Authorities criticised for E Coli Outbreak

The QC representing the families at the South Wales E.coli outbreak inquiry has said there was a systematic failure by local regulatory agencies to pick up on a "rogue trader".

Mark Powell QC was summing up on the last day of the public inquiry into the 2005 E.coli outbreak, during which one child died and 150 other schoolchildren were seriously affected.

Butcher William Tudor, who had supplied the meat to schools in the area, was later jailed for breaches of the hygiene regulations.

As part of his closing address, Powell said: "In South Wales, in 2005, a child died and 150 other people were directly affected because of systematic failures of the regulatory authorities to prevent a rogue trader from selling contaminated meat.

"It is the belief of the families that William Tudor was allowed to behave in the way he did because most of the agencies charged with responsibility to prevent such behaviour, failed to do so."

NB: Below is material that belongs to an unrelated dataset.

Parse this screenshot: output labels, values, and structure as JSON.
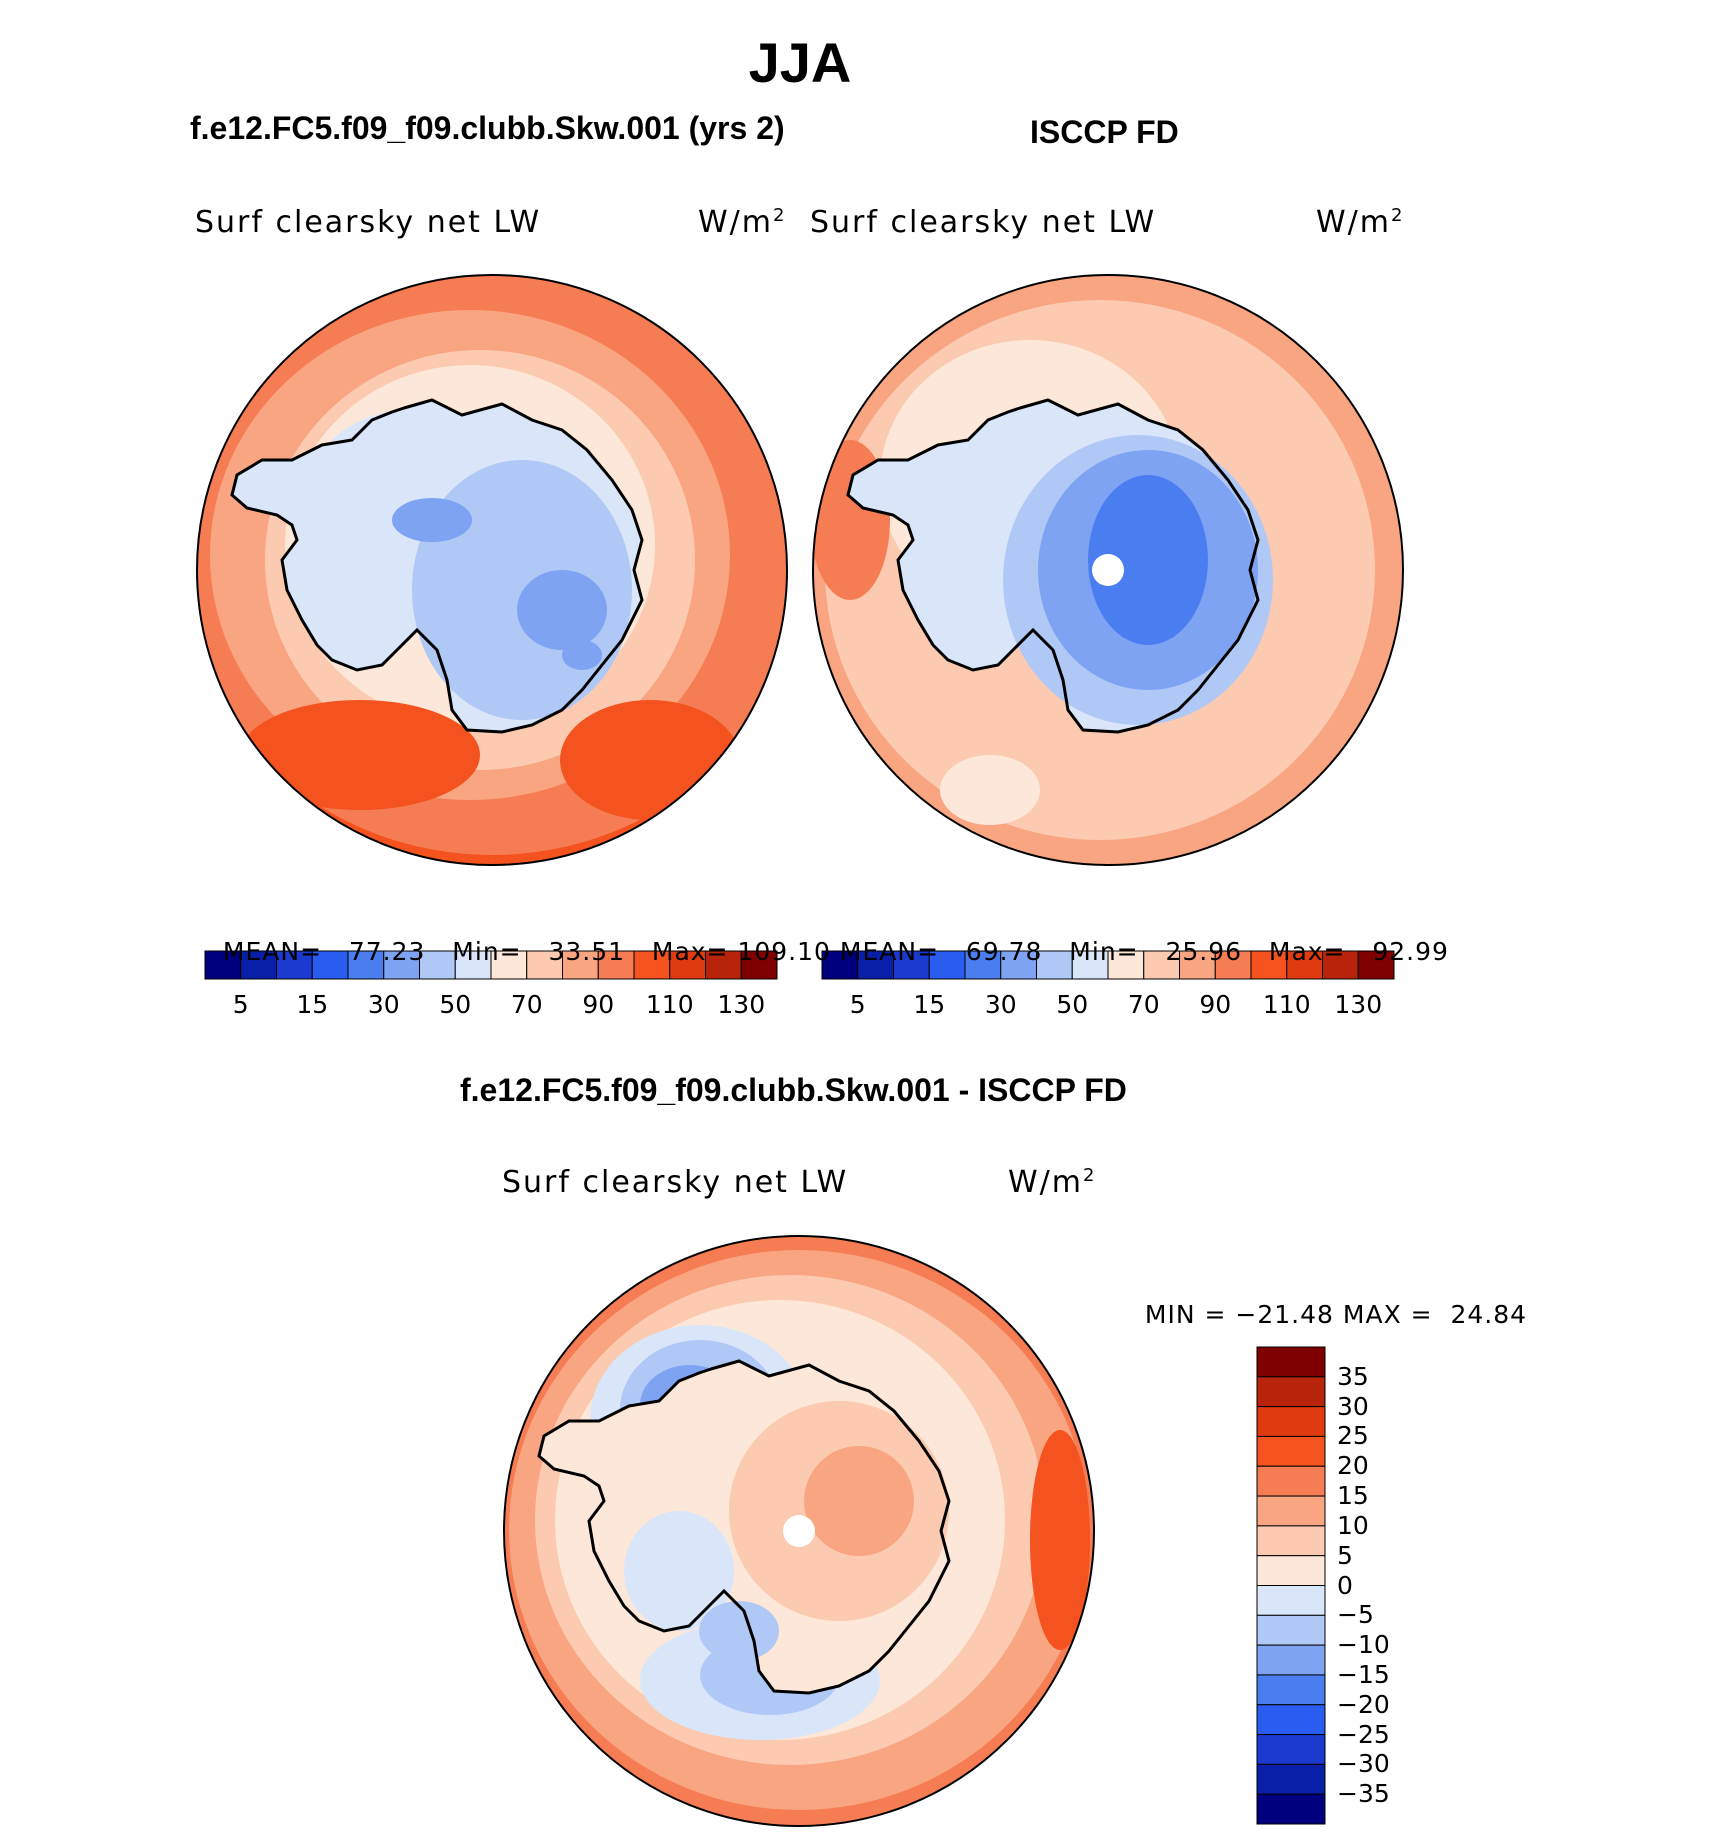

Powell went on to say that many of the faults identified by the inquiry into the Wishaw outbreak in Scotland in 1996, involving butcher John Barr, were repeated again in South Wales in 2005.

"It is galling to the families that many of the observations of the sheriff's inquiry could substitute the name Tudor for Barr - it could be written about the 2005 outbreak.

"Bridgend Council fell into the same errors in their inspections as North Lanarkshire Council did 10 years ago.

"In terms of the purchase of food, the local authorities got what they paid for - the emphasis on price meant that food safety was compromised by the procurement procedure."

Anthony Vines, representing Bridgend Council, said that health officers had acted responsibly and conscientiously but may have been deceived by Tudor.

Professor Hugh Pennington, the inquiry's chairman will now deliver his findings.